Dr. Berglind Rós Magnúsdottir (University of Iceland): Cultural politics of middle-class parental choice and school quality in neoliberal times
There is a growing literature focussed on middle-class parents who resist normative school-choice behaviour by enrolling their children in schools ‘lacking’ or challenging middle-class ideals. The data from this critical qualitative case study was mainly collected from white and multi-ethnic professionals in a university town in the United States of America who enrolled their children in an elementary school which had become under-enrolled and demonized as a ‘failing school’ (henceforth Osborne-school). In order to understand the political context of the choices faced by the parents enrolling their children in the Osborne-school, the competing equity discourses surrounding education in the USA were explored, that is the neo-liberal discourse promoting free school-choice and organizational reforms (Chubb & Moe, 1990), as well as the integration discourse which is a call for racial and economic integration among schools (Kahlenberg, 2001).

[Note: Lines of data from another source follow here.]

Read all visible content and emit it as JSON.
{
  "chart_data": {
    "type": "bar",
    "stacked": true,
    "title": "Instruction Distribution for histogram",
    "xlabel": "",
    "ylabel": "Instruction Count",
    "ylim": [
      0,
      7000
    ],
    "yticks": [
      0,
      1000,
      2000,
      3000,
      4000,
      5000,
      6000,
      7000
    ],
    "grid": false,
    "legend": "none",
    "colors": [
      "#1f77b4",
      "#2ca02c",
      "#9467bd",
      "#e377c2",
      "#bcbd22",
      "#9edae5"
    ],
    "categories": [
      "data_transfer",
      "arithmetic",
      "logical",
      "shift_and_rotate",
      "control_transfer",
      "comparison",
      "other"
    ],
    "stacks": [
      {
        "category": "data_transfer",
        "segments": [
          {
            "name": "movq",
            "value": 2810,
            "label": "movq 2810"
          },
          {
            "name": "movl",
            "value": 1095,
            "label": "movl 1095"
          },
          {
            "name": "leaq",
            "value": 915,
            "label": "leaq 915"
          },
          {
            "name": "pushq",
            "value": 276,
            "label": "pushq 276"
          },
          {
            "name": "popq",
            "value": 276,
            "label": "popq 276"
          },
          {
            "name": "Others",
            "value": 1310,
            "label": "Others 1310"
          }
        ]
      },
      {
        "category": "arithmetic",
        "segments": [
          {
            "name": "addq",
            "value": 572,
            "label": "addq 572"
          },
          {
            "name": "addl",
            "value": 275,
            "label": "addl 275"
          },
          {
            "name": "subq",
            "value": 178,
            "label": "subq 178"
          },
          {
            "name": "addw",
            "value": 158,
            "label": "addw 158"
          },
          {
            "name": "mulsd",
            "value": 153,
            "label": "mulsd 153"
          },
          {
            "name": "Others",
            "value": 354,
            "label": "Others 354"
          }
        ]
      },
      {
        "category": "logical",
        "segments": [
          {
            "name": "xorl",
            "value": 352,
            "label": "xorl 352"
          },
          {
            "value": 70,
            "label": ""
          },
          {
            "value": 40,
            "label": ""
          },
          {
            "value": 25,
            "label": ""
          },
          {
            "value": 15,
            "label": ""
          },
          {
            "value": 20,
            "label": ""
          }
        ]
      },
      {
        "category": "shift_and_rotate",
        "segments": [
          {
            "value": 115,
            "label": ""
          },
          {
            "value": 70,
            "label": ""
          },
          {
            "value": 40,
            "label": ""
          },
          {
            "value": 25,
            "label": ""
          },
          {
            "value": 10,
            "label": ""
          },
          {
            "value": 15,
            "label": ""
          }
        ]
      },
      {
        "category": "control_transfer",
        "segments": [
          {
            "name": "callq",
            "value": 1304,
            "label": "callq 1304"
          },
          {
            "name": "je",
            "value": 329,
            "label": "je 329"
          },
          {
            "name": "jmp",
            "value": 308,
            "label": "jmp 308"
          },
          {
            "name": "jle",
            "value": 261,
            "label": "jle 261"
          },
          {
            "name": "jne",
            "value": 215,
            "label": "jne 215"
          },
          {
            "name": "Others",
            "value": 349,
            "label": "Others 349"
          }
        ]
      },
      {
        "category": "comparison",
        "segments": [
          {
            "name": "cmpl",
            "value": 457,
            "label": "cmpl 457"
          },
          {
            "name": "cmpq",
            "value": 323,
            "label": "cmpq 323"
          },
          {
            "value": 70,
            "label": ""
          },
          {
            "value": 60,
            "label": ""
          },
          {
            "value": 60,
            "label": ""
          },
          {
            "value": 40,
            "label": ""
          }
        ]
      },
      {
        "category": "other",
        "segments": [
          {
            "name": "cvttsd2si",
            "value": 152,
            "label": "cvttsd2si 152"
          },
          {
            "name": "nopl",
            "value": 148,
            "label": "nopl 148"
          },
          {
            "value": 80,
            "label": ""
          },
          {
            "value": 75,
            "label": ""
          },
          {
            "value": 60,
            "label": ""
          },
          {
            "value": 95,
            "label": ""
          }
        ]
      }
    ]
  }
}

The main reasons the constrained choosers gave for leaving or avoiding Osborne were a lack of accumulative effects of privilege within Osborne-community followed by a lack of cultural familiarity and adjustment. The parents who stayed throughout the research period deviated more than the constrained leavers and non-comers from middle-class normativity in terms of race, history, the marital and occupational status of the mother, or the ‘special learning needs’ of their child. Analysis of revealed the intersection of racialized, gendered and classed contradictions that these parents encountered in their challenging of elitist school choice models, which resulted in emotional costs (Reay, 2008) and ethical dilemmas (Sayer, 2005).